Middleton Hills was developed by Marshall Erdman. In the early Nineties, he hired DPZ to master plan a 150 acre site in the town of Middleton (outside Madison, Wisconsin’s state capital). Fully built out, it encompasses more than 400 single family homes, townhouses, apartments and live/work units. A grocery store, restaurants, shops and small businesses occupy 100,000 sq. ft., integrated into the neighborhood. An existing wetlands was preserved as a beautiful scenic and recreational amenity.
Westlawn Gardens is nearing completion by the Milwaukee Housing Authority under a master plan done by Torti Gallas. At final build-out, nearly 1000 mixed-income units will replace 750 aging public housing units that previously occupied the 75 acre site. There’s an active community center, parks and thriving community garden, along with a future site for commercial development. City Council President Cavalier Johnson, who represents the area, calls it the “jewel” of his district.

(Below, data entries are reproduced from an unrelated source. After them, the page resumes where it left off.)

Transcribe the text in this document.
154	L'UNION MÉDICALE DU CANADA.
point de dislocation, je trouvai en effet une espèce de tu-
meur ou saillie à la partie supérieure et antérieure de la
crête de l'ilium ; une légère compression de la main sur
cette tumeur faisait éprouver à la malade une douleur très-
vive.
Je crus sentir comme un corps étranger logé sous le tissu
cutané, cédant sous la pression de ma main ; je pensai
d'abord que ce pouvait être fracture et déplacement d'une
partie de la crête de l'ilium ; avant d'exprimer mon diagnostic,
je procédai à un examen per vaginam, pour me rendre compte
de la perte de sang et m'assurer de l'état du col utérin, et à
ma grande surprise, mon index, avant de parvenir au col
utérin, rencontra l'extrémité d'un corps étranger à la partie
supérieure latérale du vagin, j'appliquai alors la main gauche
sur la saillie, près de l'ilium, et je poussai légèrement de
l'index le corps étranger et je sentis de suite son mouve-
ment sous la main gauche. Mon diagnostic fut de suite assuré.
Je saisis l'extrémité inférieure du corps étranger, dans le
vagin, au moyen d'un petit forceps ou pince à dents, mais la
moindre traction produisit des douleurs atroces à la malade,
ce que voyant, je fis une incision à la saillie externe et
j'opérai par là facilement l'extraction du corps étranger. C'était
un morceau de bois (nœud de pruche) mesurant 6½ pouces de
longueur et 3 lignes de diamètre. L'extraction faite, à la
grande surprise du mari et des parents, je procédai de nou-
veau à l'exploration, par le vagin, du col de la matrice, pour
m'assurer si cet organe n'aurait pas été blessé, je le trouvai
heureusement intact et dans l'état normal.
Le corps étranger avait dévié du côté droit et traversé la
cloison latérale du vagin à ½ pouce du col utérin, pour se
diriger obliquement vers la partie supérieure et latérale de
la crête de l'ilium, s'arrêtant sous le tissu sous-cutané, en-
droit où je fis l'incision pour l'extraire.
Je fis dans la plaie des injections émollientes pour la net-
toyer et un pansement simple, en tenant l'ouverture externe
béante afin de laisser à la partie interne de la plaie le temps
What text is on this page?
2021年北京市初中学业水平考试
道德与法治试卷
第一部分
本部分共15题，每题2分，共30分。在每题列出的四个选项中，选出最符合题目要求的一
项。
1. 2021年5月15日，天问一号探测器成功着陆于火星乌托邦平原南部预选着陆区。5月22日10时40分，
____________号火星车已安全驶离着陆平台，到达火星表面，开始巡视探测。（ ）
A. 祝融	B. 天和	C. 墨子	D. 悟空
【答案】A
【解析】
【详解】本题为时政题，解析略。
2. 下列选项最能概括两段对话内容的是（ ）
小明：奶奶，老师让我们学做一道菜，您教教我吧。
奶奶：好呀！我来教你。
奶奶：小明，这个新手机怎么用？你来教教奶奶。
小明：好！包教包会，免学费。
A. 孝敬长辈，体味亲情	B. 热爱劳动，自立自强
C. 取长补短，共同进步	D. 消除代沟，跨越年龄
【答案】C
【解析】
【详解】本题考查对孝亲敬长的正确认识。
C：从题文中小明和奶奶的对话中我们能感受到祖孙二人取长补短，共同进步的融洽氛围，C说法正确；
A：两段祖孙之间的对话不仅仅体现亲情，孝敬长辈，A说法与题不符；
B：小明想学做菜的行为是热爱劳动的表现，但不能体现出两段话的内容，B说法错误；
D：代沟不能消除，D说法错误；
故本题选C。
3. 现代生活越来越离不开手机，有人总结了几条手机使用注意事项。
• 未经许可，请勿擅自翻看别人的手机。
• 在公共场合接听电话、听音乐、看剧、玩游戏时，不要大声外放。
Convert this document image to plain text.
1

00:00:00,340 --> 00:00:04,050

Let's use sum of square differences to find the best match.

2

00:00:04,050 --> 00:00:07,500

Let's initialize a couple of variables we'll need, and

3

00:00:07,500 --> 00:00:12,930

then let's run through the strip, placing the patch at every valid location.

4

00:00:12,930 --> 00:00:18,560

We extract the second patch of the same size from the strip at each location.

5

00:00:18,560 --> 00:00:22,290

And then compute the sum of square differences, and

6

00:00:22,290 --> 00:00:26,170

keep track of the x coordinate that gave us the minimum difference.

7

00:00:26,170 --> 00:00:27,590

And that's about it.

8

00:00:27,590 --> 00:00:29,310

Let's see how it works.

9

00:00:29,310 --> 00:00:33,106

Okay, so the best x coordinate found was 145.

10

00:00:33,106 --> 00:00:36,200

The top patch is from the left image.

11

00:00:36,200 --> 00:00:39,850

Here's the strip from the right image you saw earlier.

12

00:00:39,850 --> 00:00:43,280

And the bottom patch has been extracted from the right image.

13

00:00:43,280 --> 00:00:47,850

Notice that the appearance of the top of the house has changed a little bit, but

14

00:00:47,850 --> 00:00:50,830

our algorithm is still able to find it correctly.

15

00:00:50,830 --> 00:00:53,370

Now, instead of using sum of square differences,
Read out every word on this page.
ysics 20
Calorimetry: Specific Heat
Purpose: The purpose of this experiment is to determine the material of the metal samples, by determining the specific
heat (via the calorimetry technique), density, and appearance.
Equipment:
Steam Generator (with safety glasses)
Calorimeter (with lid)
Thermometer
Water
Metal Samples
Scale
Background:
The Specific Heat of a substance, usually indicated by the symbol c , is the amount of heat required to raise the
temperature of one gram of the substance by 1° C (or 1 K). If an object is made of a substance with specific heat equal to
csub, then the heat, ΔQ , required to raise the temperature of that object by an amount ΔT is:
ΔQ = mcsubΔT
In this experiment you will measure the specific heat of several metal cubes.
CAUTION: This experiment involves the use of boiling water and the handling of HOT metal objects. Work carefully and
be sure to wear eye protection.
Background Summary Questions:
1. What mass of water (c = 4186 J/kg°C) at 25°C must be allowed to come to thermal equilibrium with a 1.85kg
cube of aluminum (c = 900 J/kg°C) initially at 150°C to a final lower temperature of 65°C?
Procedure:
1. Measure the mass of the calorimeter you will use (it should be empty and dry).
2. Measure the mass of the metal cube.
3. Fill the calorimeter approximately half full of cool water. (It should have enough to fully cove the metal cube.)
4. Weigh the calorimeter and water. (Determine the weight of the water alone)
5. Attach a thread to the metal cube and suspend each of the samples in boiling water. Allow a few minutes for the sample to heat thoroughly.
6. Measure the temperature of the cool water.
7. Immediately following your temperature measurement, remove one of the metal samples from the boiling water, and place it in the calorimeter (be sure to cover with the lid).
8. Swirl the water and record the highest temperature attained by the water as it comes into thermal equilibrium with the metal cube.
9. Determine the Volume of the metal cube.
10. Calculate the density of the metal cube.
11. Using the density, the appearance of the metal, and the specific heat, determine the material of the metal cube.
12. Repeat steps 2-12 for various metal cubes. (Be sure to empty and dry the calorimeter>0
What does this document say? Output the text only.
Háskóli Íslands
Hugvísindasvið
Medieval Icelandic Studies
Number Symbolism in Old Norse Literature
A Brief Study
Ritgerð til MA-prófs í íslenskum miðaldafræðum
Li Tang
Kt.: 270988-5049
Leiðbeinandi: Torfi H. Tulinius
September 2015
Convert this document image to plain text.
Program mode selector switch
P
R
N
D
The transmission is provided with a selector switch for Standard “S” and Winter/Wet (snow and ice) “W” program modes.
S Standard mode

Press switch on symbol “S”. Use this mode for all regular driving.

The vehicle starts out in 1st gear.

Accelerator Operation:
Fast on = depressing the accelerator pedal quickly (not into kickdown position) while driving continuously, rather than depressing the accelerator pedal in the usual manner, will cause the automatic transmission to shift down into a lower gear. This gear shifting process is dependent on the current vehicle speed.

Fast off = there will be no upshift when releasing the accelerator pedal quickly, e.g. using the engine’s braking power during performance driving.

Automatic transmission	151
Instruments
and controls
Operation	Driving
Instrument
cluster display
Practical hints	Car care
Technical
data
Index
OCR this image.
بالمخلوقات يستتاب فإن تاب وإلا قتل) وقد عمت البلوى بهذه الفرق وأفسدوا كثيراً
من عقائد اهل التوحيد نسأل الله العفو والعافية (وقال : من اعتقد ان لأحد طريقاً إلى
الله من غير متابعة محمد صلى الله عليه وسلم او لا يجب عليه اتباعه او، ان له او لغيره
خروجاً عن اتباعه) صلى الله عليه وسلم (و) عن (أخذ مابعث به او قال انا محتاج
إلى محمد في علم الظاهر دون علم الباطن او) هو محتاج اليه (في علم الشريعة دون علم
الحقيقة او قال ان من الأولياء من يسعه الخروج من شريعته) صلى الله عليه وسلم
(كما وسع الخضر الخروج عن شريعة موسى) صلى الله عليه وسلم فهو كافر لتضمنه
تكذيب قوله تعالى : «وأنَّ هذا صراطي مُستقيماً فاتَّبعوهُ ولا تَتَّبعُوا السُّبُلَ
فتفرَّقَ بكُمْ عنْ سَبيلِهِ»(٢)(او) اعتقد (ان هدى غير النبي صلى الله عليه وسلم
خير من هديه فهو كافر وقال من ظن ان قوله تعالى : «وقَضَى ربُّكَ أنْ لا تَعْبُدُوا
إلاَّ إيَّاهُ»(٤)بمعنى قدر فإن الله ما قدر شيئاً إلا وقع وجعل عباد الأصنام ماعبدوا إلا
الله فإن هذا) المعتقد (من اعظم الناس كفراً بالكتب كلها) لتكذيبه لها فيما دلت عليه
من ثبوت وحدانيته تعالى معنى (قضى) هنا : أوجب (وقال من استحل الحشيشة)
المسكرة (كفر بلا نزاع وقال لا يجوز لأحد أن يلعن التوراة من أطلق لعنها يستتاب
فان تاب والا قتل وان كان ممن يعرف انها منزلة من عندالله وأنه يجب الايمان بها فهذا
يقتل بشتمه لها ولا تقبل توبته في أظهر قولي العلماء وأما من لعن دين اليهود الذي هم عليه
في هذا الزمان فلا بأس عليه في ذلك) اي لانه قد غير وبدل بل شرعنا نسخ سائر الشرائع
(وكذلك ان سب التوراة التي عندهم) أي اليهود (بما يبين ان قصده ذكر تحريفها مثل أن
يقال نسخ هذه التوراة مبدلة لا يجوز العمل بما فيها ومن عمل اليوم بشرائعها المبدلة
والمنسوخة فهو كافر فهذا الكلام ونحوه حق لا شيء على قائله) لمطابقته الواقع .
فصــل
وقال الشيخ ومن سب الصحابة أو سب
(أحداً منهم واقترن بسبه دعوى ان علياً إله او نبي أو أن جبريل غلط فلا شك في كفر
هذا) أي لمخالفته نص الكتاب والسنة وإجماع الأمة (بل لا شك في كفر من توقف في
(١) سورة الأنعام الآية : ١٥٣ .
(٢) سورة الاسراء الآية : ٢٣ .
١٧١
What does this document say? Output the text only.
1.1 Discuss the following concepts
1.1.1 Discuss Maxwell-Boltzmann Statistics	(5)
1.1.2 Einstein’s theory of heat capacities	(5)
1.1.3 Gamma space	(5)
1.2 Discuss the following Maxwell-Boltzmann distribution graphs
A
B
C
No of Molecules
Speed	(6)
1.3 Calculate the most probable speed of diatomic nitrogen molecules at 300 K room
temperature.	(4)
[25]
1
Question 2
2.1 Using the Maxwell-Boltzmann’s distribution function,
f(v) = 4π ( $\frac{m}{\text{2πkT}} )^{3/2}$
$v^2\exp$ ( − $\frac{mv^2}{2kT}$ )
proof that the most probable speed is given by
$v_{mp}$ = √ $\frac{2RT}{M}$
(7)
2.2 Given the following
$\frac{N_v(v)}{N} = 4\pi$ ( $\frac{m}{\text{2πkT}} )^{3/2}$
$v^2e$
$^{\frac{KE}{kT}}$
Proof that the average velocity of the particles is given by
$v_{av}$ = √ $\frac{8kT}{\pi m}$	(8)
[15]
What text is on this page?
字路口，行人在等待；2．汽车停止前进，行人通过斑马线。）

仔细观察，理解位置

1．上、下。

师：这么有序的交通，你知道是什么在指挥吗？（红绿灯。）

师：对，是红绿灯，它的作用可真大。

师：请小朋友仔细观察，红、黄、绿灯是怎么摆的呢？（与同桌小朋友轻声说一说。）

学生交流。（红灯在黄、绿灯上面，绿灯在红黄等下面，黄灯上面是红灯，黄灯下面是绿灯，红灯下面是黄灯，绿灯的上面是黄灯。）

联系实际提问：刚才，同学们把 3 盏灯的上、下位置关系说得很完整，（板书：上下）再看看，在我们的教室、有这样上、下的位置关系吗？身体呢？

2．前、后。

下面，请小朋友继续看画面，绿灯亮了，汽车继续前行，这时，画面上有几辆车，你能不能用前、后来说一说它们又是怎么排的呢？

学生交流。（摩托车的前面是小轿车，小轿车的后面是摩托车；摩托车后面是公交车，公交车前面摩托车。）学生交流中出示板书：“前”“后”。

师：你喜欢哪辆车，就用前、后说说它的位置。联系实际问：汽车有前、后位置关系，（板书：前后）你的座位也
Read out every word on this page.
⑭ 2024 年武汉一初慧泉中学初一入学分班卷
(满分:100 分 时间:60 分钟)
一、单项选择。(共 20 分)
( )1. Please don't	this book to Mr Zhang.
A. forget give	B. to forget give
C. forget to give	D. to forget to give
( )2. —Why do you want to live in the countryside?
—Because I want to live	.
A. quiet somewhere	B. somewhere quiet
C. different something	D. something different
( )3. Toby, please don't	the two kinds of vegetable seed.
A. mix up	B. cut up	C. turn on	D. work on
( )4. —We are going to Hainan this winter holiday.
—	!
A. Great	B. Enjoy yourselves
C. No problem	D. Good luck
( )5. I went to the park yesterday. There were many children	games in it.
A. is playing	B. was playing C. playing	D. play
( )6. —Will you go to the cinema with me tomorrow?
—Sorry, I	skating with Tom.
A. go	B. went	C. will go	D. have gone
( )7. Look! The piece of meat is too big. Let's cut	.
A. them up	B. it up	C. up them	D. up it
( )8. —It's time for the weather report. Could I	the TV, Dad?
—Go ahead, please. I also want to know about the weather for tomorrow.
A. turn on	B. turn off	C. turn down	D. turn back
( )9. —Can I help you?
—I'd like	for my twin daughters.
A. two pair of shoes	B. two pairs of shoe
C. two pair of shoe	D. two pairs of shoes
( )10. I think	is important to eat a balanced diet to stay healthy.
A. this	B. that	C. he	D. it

These aren’t utopian experiments -- just remarkably handsome, livable neighborhoods that residents call home. Yes, visionaries planned them – but people like you and me brought them to life. Each illustrates how we can apply the architecture of community to suburbs and inner cities alike. Both combine timeless ways of building with contemporary environmental and social principles to make places people love.
The rest of my visit was crowded with equally inspiring experiences arranged by our Wisconsin Chapter, headed by Chris McCahill. I lectured at both the Madison and Milwaukee branches of the University of Wisconsin. I joined planners, architects, developers, civic and elected leaders for a tour and discussion of Madison’s East Washington corridor in the formerly industrial Cap East District. A planned Bus Rapid Transit route is sparking major new residential and commercial infill. In Milwaukee, I participated in a public tour (arranged by former CNU staffer Steve Filmanowicz and CNU member Gabriel Yeager) of the Deer District (around the Bucks’ arena) and the nearby Riverwalk. I spoke with 30 Christian leaders at a meeting organized by Chapter boardmember Joyce Tang Boyland to discuss the role churches play in inner city community building. I outlined CNU’s mission at a workshop for 40 local non-profit leaders that “folded in peacebuilding, consideration of mental models and spiritual/personal transformation into a conversation about city building,” as organizer and Chapter boardmember Anna-Marie Opgenorth described it.